Why it was right to name Marine A as Alexander Blackman | Alex Andreou

Off By Sharon Black

It weighs heavily on me to say it, but however much of a hero Blackman was, at the point of killing the insurgent he acted like a coward

Today a panel of senior judges, led by the lord chief justice, Lord Thomas, decided that the identity of the marine convicted of murdering a Taliban insurgent in 2011 while on tour in Afghanistan could be revealed. Social media users, as social media users so often do, knew better. Not having heard any of the relevant legal argument, not having seen the full reasoning for the decision, not understanding the legal principles in question or having studied the relevant precedent, they disagreed. They took to their keyboards and have overwhelmingly condemned the decision, some even saying Alexander Blackman is a hero and should be given a medal.

Looking at Blackman’s career, there is no doubt that he has spent the majority of his adult life being a hero. Listening to the audio from that terrible day, there can also be no doubt that at the moment when he shot an already incapacitated and disarmed enemy combatant, he acted like a coward. Anyone full of admiration for a life spent serving us, in the face of unimaginable danger, is absolutely right. Anyone, however, attempting to excuse his actions during that horrific minute is absolutely wrong.

Chief of the defence staff, General Nicholas Houghton, seems to understand this. “Murder is murder,” he said. “[Our armed forces] are not above the law of the country, or the law of armed conflict.” We should demand special dispensation in all sorts of ways for former military personnel: for their pensions, for their rehabilitation, for support after they leave the forces, so that they never end up discarded by the very society they sought to protect.

Asking for special dispensation, however, in the way any aspect of this crime is treated – and this includes anonymity – is to blur the line of admiration for a soldier’s impossibly difficult job with condonation for this terrible act. It is to extend “I could never do his job” to include support for when he does his job catastrophically badly. It is to accept that he fired that bullet on our behalf. It is to value one life above another.

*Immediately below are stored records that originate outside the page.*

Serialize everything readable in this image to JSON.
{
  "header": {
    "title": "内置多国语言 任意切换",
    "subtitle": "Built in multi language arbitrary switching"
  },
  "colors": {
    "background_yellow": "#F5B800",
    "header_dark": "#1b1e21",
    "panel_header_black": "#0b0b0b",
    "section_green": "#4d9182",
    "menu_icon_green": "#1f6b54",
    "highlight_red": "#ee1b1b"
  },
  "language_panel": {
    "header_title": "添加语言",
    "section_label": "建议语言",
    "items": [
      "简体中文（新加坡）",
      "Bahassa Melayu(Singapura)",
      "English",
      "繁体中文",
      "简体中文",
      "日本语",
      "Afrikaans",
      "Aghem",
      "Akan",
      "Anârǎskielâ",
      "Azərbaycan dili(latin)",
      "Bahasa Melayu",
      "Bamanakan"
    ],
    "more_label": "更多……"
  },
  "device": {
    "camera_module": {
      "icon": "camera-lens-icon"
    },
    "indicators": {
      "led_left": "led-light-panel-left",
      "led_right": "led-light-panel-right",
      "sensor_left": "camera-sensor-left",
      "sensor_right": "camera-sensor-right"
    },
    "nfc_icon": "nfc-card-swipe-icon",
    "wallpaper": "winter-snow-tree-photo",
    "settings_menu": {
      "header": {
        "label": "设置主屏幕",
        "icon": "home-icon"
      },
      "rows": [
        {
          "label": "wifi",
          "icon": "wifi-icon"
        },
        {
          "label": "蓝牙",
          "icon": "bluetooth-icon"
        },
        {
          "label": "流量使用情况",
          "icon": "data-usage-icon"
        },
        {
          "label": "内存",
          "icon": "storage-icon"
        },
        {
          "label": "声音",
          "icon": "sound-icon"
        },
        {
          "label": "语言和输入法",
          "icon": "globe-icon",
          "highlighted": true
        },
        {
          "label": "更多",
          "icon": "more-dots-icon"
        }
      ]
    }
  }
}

It is easy, on an emotional level, to have sympathy for the horror-filled path that led Blackman the hero to that moment of cruelty. To think how easy it would be to step over the line. But his job was precisely not to step over that line. It is easy to think that the man he killed would have done the same thing. But his job was precisely to be better than that. Our stated mission in Afghanistan is to train their forces to our standard. Such a calamitous lapse of those standards sets that mission back and puts every one of his fellow soldiers in an even higher degree of mortal peril.